Innenpolitik
aus dem Bundeskanzleramt
Sehr geehrter Herr Kroiß,
vielen Dank für Ihre Frage, die wir im Auftrag der Bundeskanzlerin beantworten.
Freiheit und Sicherheit gehören untrennbar zusammen. Der Schutz der Bürgerinnen und Bürger vor Verbrechen, Gewalt und Extremismus ist eine zentrale Aufgabe des Rechtsstaats. Nur eine konsequente Bekämpfung von Kriminalität und ihren Ursachen ermöglicht eine freiheitliche Gesellschaft.
Mit den Anschlägen vom 11. September 2001 in den USA hat der internationale Terrorismus eine neue Dimension erreicht.

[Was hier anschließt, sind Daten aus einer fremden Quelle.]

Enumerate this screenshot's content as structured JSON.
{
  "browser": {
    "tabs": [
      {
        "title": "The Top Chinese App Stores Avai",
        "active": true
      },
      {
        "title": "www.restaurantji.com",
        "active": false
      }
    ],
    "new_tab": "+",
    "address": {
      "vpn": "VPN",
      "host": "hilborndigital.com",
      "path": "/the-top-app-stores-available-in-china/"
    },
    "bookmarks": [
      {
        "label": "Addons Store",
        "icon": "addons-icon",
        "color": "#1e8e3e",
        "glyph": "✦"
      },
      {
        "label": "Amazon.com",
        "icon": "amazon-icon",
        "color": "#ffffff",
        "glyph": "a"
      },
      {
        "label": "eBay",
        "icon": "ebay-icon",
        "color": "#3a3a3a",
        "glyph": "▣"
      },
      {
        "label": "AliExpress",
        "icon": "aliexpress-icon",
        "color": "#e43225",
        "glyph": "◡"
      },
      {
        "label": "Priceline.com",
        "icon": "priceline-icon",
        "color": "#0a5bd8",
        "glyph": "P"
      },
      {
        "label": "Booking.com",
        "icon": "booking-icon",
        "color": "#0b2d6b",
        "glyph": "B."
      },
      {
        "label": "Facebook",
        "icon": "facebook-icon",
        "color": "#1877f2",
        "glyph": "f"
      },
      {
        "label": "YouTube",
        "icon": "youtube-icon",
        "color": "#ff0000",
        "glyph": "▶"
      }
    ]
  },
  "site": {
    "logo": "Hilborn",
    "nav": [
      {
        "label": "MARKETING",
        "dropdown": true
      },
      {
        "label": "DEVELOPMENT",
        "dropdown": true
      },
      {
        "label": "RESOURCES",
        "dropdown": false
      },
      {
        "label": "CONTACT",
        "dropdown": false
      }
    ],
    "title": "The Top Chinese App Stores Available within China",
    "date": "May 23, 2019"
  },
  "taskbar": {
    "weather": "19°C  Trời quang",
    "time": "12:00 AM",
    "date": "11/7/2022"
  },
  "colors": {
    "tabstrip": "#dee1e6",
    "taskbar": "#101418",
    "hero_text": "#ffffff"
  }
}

Die Bundesregierung hat umgehend auf diese neue Bedrohung reagiert. Bereits 2002 trat das Terrorismusbekämpfungsgesetz in Kraft. Zahlreiche Sicherheitsgesetze wurden seitdem der neuen Bedrohungslage angepasst.
Terrorismusbekämpfung wird jedoch eine Daueraufgabe bleiben. Auch in Deutschland planen international vernetzte Terrororganisationen massive Anschläge. Dies hat die Verhaftung von drei Terrorverdächtigen in der vergangenen Woche gezeigt. Derartige Attentate können nur durch wachsame Sicherheitsbehörden und umfassende Aufklärung verhindert werden. Das Maß der Bundesregierung für die Gesetzgebung zur inneren Sicherheit ergibt sich damit aus den konkreten Bedrohungen für die Sicherheit in unserem Land auf der einen und den individuellen Freiheitsrechten, wie sie im Grundgesetz festgeschrieben sind, auf der anderen Seite.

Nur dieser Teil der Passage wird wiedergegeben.